L’idée faisait son chemin depuis quelques temps, mais le contexte sécuritaire lié aux attentats a fini de convaincre le maire d’Alès, Max Roustan, d’équiper d’armes à feu sa police municipale. Une fois présenté et adopté par les élus, le projet a suivi son cours par la recherche du matériel le plus adapté aux missions des policiers municipaux. « Après avoir récolté les avis d’autres polices municipales, le choix s’est porté sur un pistolet automatique à 6 coups, de type CZ-P07, de calibre 9 mm parabellum. De fabrication tchèque, cette arme présente les garanties de fiabilité, de sécurité et de facilité d’utilisation correspondant à nos besoins », précise Marian Mirabello, en charge des questions de sécurité au cabinet du maire d’Alès.
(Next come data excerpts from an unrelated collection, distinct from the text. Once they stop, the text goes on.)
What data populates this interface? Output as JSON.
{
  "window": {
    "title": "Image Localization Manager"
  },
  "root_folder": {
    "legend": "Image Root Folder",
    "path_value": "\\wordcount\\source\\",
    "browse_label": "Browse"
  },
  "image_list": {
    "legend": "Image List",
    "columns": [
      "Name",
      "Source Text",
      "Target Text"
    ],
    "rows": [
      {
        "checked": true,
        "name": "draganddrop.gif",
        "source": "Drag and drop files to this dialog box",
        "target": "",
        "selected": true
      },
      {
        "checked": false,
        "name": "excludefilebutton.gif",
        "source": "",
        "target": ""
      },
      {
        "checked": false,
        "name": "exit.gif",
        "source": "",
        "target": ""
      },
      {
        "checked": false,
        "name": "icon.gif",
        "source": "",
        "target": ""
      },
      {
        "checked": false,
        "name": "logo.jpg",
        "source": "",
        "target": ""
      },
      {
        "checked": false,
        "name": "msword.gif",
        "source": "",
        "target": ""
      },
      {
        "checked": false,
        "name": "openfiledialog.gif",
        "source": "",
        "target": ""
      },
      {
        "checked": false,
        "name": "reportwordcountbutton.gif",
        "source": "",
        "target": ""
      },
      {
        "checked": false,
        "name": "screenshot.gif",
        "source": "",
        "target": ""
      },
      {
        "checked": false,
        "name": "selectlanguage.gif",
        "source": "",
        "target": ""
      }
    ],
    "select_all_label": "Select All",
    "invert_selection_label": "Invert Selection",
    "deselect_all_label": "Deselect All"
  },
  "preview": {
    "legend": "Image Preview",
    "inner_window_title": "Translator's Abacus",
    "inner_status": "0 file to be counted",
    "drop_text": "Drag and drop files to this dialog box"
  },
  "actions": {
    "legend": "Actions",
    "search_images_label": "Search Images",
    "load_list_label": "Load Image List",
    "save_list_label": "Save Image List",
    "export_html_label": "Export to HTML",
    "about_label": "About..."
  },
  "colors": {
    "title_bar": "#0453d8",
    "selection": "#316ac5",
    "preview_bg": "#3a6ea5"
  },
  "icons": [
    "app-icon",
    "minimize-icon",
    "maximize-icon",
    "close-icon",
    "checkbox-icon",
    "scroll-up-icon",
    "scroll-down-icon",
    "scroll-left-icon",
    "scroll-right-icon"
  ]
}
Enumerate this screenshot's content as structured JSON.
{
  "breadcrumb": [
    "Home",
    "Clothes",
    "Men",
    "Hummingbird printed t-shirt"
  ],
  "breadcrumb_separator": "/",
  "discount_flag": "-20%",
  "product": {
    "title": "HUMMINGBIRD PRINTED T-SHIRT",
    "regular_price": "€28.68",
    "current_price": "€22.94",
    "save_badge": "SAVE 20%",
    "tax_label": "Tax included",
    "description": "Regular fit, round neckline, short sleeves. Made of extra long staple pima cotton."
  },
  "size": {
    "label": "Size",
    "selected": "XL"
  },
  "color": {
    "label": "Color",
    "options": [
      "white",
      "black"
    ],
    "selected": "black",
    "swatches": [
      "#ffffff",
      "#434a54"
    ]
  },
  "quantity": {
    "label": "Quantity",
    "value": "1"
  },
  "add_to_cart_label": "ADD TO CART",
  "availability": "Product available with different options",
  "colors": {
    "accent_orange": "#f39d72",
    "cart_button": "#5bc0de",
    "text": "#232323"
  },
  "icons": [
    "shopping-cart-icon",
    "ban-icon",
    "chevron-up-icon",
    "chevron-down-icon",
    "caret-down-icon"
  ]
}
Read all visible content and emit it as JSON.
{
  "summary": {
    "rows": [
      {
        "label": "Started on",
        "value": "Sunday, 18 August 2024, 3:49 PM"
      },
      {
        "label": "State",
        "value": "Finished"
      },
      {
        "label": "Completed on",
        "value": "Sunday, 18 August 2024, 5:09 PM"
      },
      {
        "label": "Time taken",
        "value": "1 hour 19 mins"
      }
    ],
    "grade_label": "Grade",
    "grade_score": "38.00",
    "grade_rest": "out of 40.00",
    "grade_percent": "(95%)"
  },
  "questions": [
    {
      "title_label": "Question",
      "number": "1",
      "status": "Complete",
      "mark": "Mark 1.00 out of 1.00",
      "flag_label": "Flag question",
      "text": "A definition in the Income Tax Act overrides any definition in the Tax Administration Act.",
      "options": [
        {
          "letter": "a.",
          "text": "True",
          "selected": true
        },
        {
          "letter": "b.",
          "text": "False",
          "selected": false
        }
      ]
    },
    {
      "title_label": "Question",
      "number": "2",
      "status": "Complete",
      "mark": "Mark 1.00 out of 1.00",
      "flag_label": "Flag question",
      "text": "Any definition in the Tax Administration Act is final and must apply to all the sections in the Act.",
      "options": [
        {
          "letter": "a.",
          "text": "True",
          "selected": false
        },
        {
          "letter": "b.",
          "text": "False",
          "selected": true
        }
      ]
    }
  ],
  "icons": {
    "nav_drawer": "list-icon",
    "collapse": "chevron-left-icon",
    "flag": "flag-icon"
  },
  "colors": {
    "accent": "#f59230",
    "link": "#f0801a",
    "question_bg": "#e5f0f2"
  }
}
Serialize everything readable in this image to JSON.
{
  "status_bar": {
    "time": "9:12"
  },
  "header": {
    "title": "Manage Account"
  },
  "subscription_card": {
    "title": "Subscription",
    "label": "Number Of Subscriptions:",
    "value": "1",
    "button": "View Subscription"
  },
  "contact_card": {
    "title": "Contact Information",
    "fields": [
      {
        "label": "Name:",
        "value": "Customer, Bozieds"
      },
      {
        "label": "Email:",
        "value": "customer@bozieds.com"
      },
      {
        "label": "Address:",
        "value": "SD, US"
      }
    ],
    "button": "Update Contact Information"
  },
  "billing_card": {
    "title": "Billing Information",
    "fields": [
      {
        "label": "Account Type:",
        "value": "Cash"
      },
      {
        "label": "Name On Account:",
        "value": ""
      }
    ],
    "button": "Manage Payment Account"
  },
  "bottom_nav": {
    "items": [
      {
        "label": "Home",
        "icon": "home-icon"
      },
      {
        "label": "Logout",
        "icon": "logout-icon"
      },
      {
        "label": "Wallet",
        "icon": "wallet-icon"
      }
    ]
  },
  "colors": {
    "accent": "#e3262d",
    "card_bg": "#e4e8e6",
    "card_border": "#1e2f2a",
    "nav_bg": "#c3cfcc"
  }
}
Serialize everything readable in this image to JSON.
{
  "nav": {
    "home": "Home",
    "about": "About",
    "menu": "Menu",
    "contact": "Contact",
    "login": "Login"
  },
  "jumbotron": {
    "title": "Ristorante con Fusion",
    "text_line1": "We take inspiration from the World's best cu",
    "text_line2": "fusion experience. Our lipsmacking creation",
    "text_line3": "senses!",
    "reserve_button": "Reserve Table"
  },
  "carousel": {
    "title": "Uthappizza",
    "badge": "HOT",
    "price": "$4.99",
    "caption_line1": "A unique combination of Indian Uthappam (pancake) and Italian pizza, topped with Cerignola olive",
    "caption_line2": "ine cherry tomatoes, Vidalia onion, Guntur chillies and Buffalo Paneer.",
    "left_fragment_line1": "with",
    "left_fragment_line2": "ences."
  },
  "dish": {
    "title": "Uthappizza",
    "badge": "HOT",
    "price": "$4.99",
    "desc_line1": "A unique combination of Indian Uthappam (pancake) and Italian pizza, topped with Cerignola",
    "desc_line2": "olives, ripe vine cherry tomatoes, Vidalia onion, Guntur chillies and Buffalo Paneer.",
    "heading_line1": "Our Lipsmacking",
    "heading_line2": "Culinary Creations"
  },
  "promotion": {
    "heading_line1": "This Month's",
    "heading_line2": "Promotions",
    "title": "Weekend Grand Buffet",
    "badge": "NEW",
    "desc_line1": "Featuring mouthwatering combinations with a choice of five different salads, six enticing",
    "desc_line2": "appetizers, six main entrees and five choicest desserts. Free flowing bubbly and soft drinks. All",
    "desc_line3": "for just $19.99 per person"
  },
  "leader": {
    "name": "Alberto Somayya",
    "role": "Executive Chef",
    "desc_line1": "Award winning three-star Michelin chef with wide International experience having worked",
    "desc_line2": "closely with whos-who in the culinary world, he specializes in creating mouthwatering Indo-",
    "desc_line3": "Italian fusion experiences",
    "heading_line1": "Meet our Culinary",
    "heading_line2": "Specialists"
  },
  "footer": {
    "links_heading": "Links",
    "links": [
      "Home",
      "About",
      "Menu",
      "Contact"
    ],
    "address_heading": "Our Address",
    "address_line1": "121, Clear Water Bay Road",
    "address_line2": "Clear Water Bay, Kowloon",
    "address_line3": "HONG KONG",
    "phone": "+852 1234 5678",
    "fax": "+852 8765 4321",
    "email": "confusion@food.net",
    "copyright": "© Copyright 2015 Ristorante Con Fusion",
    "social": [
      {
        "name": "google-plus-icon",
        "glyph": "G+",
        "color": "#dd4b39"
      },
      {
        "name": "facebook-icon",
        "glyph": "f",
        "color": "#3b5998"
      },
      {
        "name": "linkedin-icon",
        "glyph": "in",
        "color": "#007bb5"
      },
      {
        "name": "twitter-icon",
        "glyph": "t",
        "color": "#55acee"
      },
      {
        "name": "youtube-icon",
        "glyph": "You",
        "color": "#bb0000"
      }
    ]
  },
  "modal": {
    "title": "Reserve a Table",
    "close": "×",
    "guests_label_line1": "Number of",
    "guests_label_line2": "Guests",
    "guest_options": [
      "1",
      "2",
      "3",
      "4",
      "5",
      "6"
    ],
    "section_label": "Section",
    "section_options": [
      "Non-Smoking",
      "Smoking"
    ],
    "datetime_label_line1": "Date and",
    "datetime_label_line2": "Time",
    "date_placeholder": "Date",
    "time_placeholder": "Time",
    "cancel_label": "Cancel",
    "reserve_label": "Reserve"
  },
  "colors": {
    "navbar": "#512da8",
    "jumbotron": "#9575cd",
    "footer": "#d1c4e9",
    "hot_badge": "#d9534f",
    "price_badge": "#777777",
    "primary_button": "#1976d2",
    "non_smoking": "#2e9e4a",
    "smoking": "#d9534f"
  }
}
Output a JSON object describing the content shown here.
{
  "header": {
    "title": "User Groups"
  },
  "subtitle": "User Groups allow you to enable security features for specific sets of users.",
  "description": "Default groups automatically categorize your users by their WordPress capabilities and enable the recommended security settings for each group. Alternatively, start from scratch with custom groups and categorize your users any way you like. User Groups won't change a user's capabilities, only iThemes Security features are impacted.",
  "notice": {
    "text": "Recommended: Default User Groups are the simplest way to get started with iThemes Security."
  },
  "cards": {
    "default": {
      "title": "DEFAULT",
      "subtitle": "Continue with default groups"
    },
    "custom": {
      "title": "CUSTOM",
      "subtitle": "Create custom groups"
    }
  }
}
Une sécurité supplémentaire sur le terrain

Pour les agents de police, disposer d’une arme à la ceinture « est à la fois une reconnaissance de leur métier, mais aussi une sécurité supplémentaire dans l’accomplissement de leurs missions de police de proximité ».
Pour concrétiser cette décision, il fallait tout d’abord obtenir l’autorisation de la préfecture du Gard. Une fois celle-ci accordée, la municipalité a commandé cinquante armes pour pouvoir former les agents, tous volontaires. Une formation de 15 jours, menée par un instructeur de tir a permis aux policiers d’apprendre à manier l’arme, mais aussi à connaître avec précision le cadre juridique qui cerne son utilisation sur la voie publique. Les agréments ne sont délivrés que sur présentation d’un certificat médical d’aptitude et après validation individuelle du préfet.

Deux stages de perfectionnement par an

Afin de maintenir un haut degré de maîtrise, chacun des policiers municipaux armés devra, tous les six mois, satisfaire à un stage de formation visant à s’exercer au tir, mais aussi à rappeler les consignes de sécurité et éventuellement intégrer les nouvelles mesures législatives. Ce nouvel équipement a également nécessité la mise à disposition, pour chaque agent, d’un coffre individuel dans lequel ranger l’arme à chaque fin de service. Ces coffres sont enfermés dans une armoire blindée, elle-même confinée dans une pièce sécurisée.